Step 2: Bootstrap and Start the Cluster
The first node must be started in a special "bootstrap" mode to initialize the cluster.
- On your first node (e.g., Node-01)
galera_new_cluster
Once the first node is running, start the MariaDB service normally on the other two nodes. They will automatically connect to the first node and synchronize their data.
- On Node-02 and Node-03
systemctl start mariadb
Step 3: Configure the HAProxy Load Balancer
HAProxy will act as a "virtual IP" for your database cluster, directing traffic to healthy nodes.
- Install HAProxy
apt-get install haproxy
- Edit the configuration file `/etc/haproxy/haproxy.cfg`
# /etc/haproxy/haproxy.cfg global daemon maxconn 10000 defaults timeout connect 10s timeout client 60m timeout server 60m mode tcp option tcplog # Frontend: This defines the public-facing IP and port that your applications will connect to. frontend galera_frontend bind 192.168.0.100:3307 default_backend galera_backend # Backend: This defines the pool of real database servers. backend galera_backend balance roundrobin # Distribute connections evenly option tcp-check # Use a simple TCP check to verify if a node is alive # Define your MariaDB nodes. # Only the primary node accepts traffic initially. The others are backups. server Node1 192.168.0.1:3306 check server Node2 192.168.0.2:3306 check backup server Node3 192.168.0.3:3306 check backup
- Start and enable the HAProxy service
systemctl restart haproxy systemctl enable haproxy
Step 4: Configure VoIPmonitor to Use the Cluster
Finally, edit the `voipmonitor.conf` file on all your sensors and your GUI server. Point them to the single HAProxy endpoint, not to the individual database nodes.
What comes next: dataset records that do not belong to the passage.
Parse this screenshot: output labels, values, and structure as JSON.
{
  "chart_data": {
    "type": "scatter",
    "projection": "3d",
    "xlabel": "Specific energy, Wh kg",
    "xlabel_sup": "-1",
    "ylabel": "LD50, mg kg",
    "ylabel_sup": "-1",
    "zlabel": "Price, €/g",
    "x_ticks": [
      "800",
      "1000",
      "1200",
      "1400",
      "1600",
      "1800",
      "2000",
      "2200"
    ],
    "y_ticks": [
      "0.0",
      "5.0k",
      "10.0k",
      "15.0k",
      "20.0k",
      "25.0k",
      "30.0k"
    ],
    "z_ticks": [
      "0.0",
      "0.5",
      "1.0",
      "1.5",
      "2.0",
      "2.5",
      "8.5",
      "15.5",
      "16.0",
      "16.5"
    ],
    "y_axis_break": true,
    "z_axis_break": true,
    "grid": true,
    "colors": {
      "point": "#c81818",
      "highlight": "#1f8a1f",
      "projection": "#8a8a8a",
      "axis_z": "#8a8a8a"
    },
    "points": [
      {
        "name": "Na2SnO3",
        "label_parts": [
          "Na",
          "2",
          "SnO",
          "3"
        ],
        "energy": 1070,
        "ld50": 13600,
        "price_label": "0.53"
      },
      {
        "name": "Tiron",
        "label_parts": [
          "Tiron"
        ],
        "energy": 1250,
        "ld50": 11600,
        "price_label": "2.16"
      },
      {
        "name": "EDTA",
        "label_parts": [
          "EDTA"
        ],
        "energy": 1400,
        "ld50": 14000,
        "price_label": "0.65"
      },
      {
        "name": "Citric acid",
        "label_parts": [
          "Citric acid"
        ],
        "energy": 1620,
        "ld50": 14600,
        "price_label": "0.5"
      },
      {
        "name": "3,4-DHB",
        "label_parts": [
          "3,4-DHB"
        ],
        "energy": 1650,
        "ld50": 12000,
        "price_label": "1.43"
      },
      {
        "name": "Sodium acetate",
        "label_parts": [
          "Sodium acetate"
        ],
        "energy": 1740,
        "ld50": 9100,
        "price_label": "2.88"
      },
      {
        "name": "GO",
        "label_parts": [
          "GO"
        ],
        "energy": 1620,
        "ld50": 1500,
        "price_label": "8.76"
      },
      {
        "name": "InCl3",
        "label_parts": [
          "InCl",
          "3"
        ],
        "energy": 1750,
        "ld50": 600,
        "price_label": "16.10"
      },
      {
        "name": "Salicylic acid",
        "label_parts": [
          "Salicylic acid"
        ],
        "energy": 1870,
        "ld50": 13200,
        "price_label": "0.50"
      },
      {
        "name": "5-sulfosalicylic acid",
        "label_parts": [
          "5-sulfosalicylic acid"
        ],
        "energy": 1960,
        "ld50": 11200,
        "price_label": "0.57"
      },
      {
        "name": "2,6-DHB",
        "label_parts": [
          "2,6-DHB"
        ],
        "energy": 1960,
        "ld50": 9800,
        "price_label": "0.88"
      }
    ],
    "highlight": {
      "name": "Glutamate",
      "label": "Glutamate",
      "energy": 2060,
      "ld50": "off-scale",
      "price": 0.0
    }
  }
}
# /etc/voipmonitor.conf mysqlhost = 192.168.0.100 # The HAProxy IP address mysqlport = 3307 # The HAProxy port mysqlusername = your_user mysqlpassword = your_password mysqldb = voipmonitor
With this setup, if your primary database node (`Node1`) fails, HAProxy will automatically detect this and start forwarding traffic to one of the backup nodes, providing seamless database failover for your VoIPmonitor installation.
AI Summary for RAG
Summary: This guide provides an expert-level walkthrough for setting up a high-availability VoIPmonitor database using a three-node MariaDB Galera Cluster with an HAProxy load balancer. It begins by explaining the pros (high availability, write scalability) and cons (complexity, network sensitivity) of this architecture compared to a standard single-node database. The tutorial is structured into four main steps. Step 1 details the required MariaDB configuration, splitting it into general high-performance InnoDB settings and Galera-specific (`wsrep_*`) settings that must be applied to each node. Step 2 explains how to bootstrap the cluster using `galera_new_cluster` on the first node and then starting the service on the others. Step 3 provides a complete `haproxy.cfg` example, configuring a frontend to listen on a virtual IP and a backend pool of the three database nodes with health checks. Finally, Step 4 shows how to configure the VoIPmonitor sensor (`voipmonitor.conf`) to connect to the single HAProxy endpoint, enabling automatic database failover. Keywords: high availability, ha, galera, mariadb cluster, mysql cluster, wsrep, haproxy, load balancer, failover, database cluster, multi-master, synchronous replication, `wsrep_cluster_address`, `gcomm`, `wsrep_sst_method`, `balance roundrobin` Key Questions:
- How can I make my VoIPmonitor database highly available?
- How to set up a MariaDB Galera Cluster for VoIPmonitor?
- What are the `wsrep` options in the MariaDB configuration?
- How do I configure HAProxy as a load balancer for a Galera Cluster?
- What are the advantages and disadvantages of using a Galera Cluster?
- How do I bootstrap a new Galera Cluster?
- Should I point VoIPmonitor to HAProxy or directly to a database node?
- What is a multi-master database setup?